Halk öyle bunalmış, açlık, yoksulluk ve sefaletin pençesinde öyle kıvranır olmuş, adalete, özgürlüğe, ayrıştırıcı değil birleştirici dile öyle susamış ki, bu talebinin gerçekleşmesini zayıflatacak her girişime bariyer oluyor.
İYİ Parti Genel Başkanı Meral Akşener'in, Kemal Kılıçdaroğlu'nun Cumhurbaşkanlığı adaylığına karşı çıkarak masadan ayrılması sonrasında yaşadığımız baş döndürücü ve şaşırtıcı gelişmeler, toplumun siyasal partilerin önüne geçmesinden başka bir anlam taşımıyor.
Otoriter tek adam sistemini tasfiye edecek, demokratik hukuk devletini yeniden inşa edecek kararlı bir siyasi tutum var. Yaşam biçimini dayatan, ülkeyi bir harabeye çeviren, yer altı ve yerüstü kaynaklarını talan eden, eğitimli nüfusun ülkeyi terk etmesine neden olan, felaketin ortasında kalmış çaresiz insanlara dahi çadır satmayı düşünecek kadar gözünü rant hırsı bürümüş, devleti devlet olmaktan çıkarıp şirkete dönüştürmüş bir siyasi iktidarın devam etmesine katkı sağlayabilecek her söylem ve pratik mahkum ediliyor.
Akşener'in yeniden masaya dönmesini sağlayan işte bu iradedir.

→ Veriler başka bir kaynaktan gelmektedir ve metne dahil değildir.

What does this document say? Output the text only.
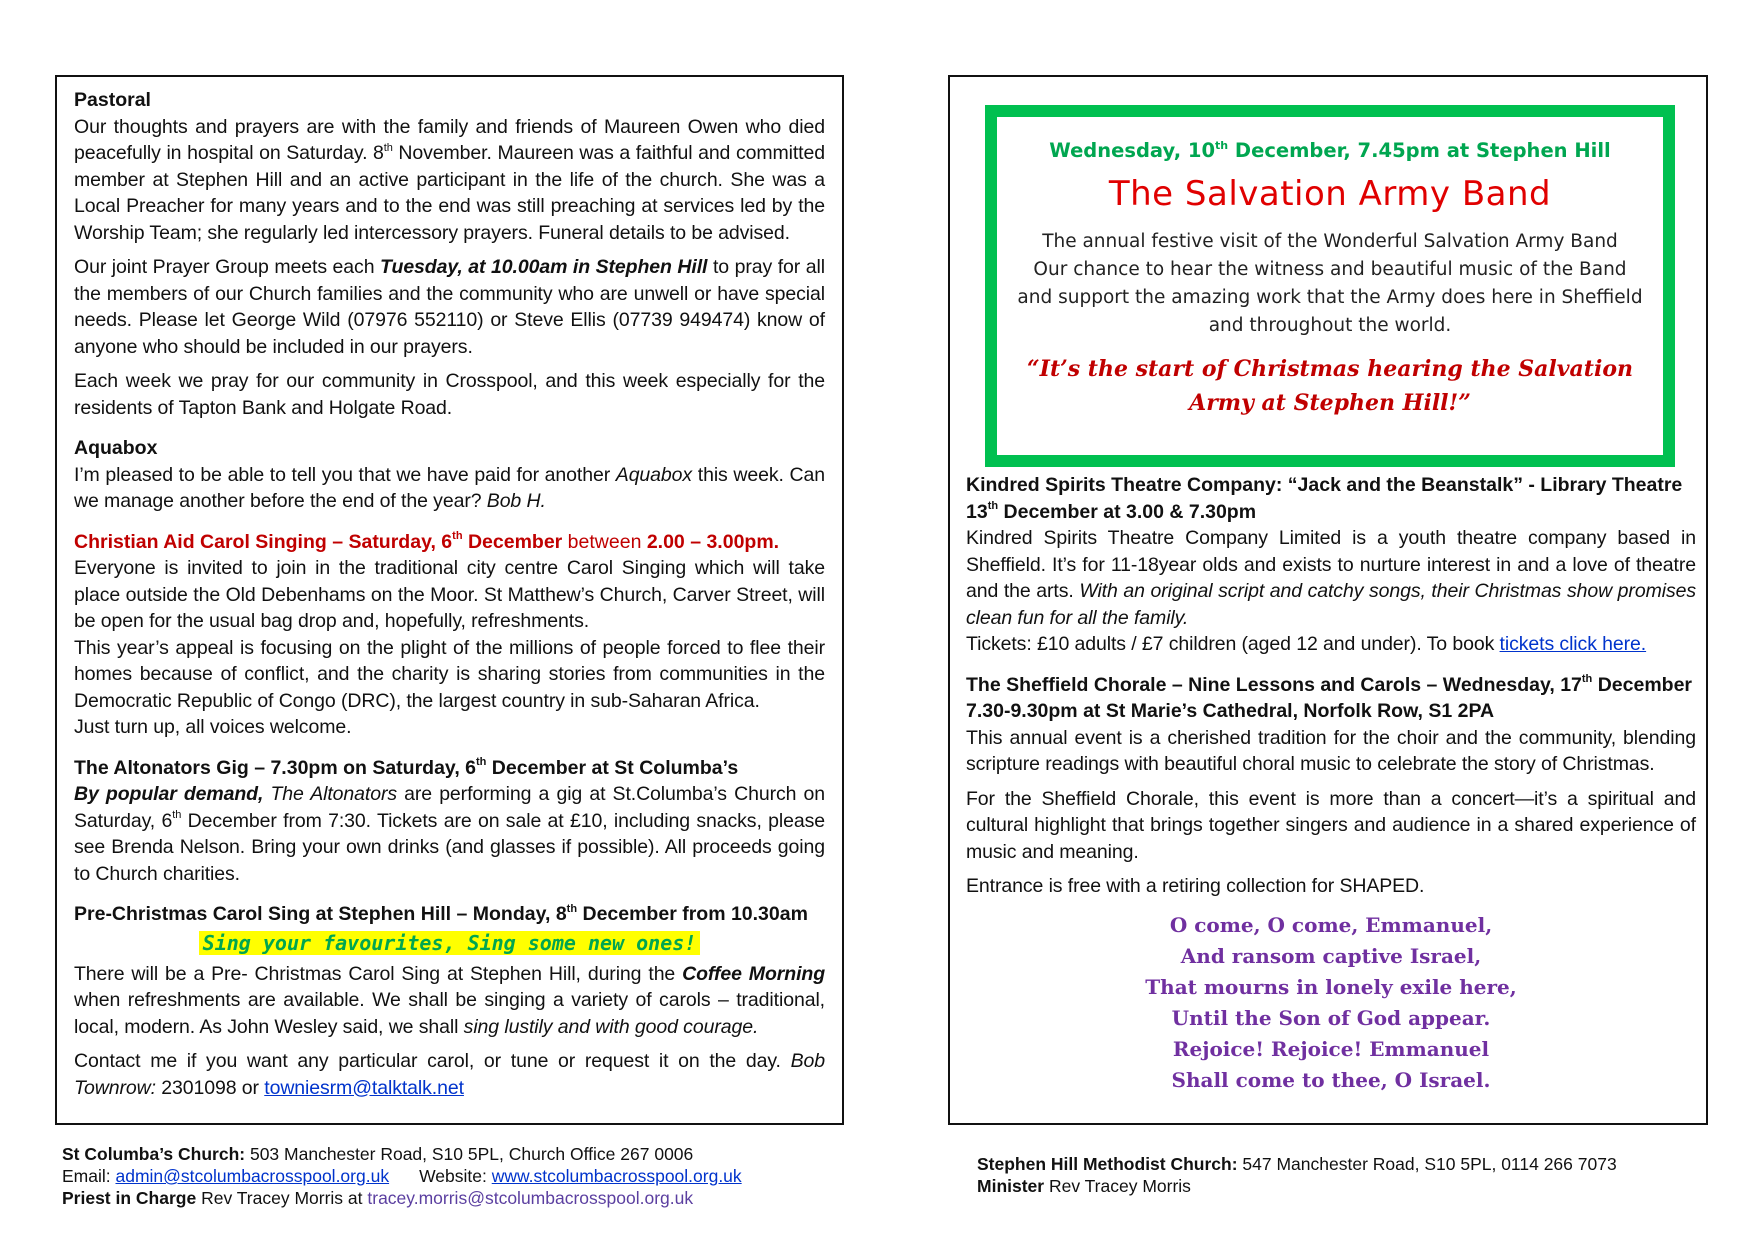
Pastoral

Our thoughts and prayers are with the family and friends of Maureen Owen who died peacefully in hospital on Saturday. 8th November. Maureen was a faithful and committed member at Stephen Hill and an active participant in the life of the church. She was a Local Preacher for many years and to the end was still preaching at services led by the Worship Team; she regularly led intercessory prayers. Funeral details to be advised.

Our joint Prayer Group meets each Tuesday, at 10.00am in Stephen Hill to pray for all the members of our Church families and the community who are unwell or have special needs. Please let George Wild (07976 552110) or Steve Ellis (07739 949474) know of anyone who should be included in our prayers.

Each week we pray for our community in Crosspool, and this week especially for the residents of Tapton Bank and Holgate Road.

Aquabox

I’m pleased to be able to tell you that we have paid for another Aquabox this week. Can we manage another before the end of the year? Bob H.

Christian Aid Carol Singing – Saturday, 6th December between 2.00 – 3.00pm.

Everyone is invited to join in the traditional city centre Carol Singing which will take place outside the Old Debenhams on the Moor. St Matthew’s Church, Carver Street, will be open for the usual bag drop and, hopefully, refreshments.

This year’s appeal is focusing on the plight of the millions of people forced to flee their homes because of conflict, and the charity is sharing stories from communities in the Democratic Republic of Congo (DRC), the largest country in sub-Saharan Africa.

Just turn up, all voices welcome.

The Altonators Gig – 7.30pm on Saturday, 6th December at St Columba’s

By popular demand, The Altonators are performing a gig at St.Columba’s Church on Saturday, 6th December from 7:30. Tickets are on sale at £10, including snacks, please see Brenda Nelson. Bring your own drinks (and glasses if possible). All proceeds going to Church charities.

Pre-Christmas Carol Sing at Stephen Hill – Monday, 8th December from 10.30am

Sing your favourites, Sing some new ones!

There will be a Pre- Christmas Carol Sing at Stephen Hill, during the Coffee Morning when refreshments are available. We shall be singing a variety of carols – traditional, local, modern. As John Wesley said, we shall sing lustily and with good courage.

Contact me if you want any particular carol, or tune or request it on the day. Bob Townrow: 2301098 or towniesrm@talktalk.net

Wednesday, 10th December, 7.45pm at Stephen Hill
The Salvation Army Band
The annual festive visit of the Wonderful Salvation Army Band
Our chance to hear the witness and beautiful music of the Band and support the amazing work that the Army does here in Sheffield and throughout the world.
“It’s the start of Christmas hearing the Salvation Army at Stephen Hill!”

Kindred Spirits Theatre Company: “Jack and the Beanstalk” - Library Theatre

13th December at 3.00 & 7.30pm

Kindred Spirits Theatre Company Limited is a youth theatre company based in Sheffield. It’s for 11-18year olds and exists to nurture interest in and a love of theatre and the arts. With an original script and catchy songs, their Christmas show promises clean fun for all the family.

Tickets: £10 adults / £7 children (aged 12 and under). To book tickets click here.

The Sheffield Chorale – Nine Lessons and Carols – Wednesday, 17th December

7.30-9.30pm at St Marie’s Cathedral, Norfolk Row, S1 2PA

This annual event is a cherished tradition for the choir and the community, blending scripture readings with beautiful choral music to celebrate the story of Christmas.

For the Sheffield Chorale, this event is more than a concert—it’s a spiritual and cultural highlight that brings together singers and audience in a shared experience of music and meaning.

Entrance is free with a retiring collection for SHAPED.

O come, O come, Emmanuel,
And ransom captive Israel,
That mourns in lonely exile here,
Until the Son of God appear.
Rejoice! Rejoice! Emmanuel
Shall come to thee, O Israel.
St Columba’s Church: 503 Manchester Road, S10 5PL, Church Office 267 0006
Email: admin@stcolumbacrosspool.org.uk Website: www.stcolumbacrosspool.org.uk
Priest in Charge Rev Tracey Morris at tracey.morris@stcolumbacrosspool.org.uk
Stephen Hill Methodist Church: 547 Manchester Road, S10 5PL, 0114 266 7073
Minister Rev Tracey Morris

Belki bu kriz, şu ana kadar iyi bir seyir izlediği düşünülen Millet İttifakı'nın herhangi bir sorun çıktığında, ilgili tarafların bugüne kadar söyledikleri konusunda ne kadar samimi olduklarının test edilmesi bakımından yararlı olmuştur. İdeolojileri, gelenekleri birbirinden çok farklı 6 partinin sorun çözme kapasitelerini de göstermesi bakımından değerli bir deneyim olduğu söylenebilir. Bu nedenle kriz bir zafiyet yaratmadı tam tersine güven tazelenmesine, farklı bir enerji ve heyecanın oluşmasına vesile oldu.
Burada kuşkusuz ki en büyük rol Kılıçdaroğlu'nda idi. Bugüne kadar gösterdiği Eyyüp sabrı, çözüme odaklı yaklaşımı, ayrıştırıcı değil uzlaştırıcı, birleştirici, dengeleri gözeten tutumu ile ittifakın devamlılığında en büyük pay onundu. Krizde de sağduyulu davranarak, gerilimi tırmandırmayarak, müzakere süreçlerini işleterek ve parti grubuna hakim olarak, Akşener hakkında kötü bir dil kullanılmasını önleyerek krizin aşılmasını sağladı.
Merkez sağ siyasetlere, seküler milliyetçiliğe yaslanan parti tabanının gösterdiği sağduyu da İYİ Parti'de hakim olunca ara formüllerin bulunması mümkün hale geldi. Bu partinin tabanındaki yarılma Akşener'in masaya yeniden oturmasını sağladı desek yanlış olmaz.
Toplum tek adam yönetiminden kurtulma konusunda tarihi bir fırsatın eşiğinde bulunduğunun farkında; dolayısıyla bunun tepelenmesine izin vermedi. Bu kriz, herkese neyi kaybedeceğini ve neyi kazanacağını sıcak bir biçimde hissettirdi.
Umut öylesine büyük, beklentiler öyle yüksekti ki, hiç kimsenin ana hedeften uzaklaşmasına izin vermedi. Her şey bitme noktasına gelmişken aşılmaz gibi görünen sorunun çözüme kavuşturulması, 6'lı masanın zaafı olmaktan çıktı, sorun çözme kapasitesinin göstergesi haline geldi.
Gerilimden sonra uzlaşmaya varılmış olmasının yarattığı heyecan ise bambaşkaydı. Belki kriz çıkmadan önce yapılacak adaylık açıklaması sıradan bir açıklamayla geçiştirilecek ve toplumda yarattığı heyecan da düşük olacaktı.
Gelin görün ki, Saadet Partisi'nin önünde saatlerce soğukta bekleyen kalabalığın halet-i ruhiyesi, 'her şerde bir hayır vardır' dedirtti hepimize.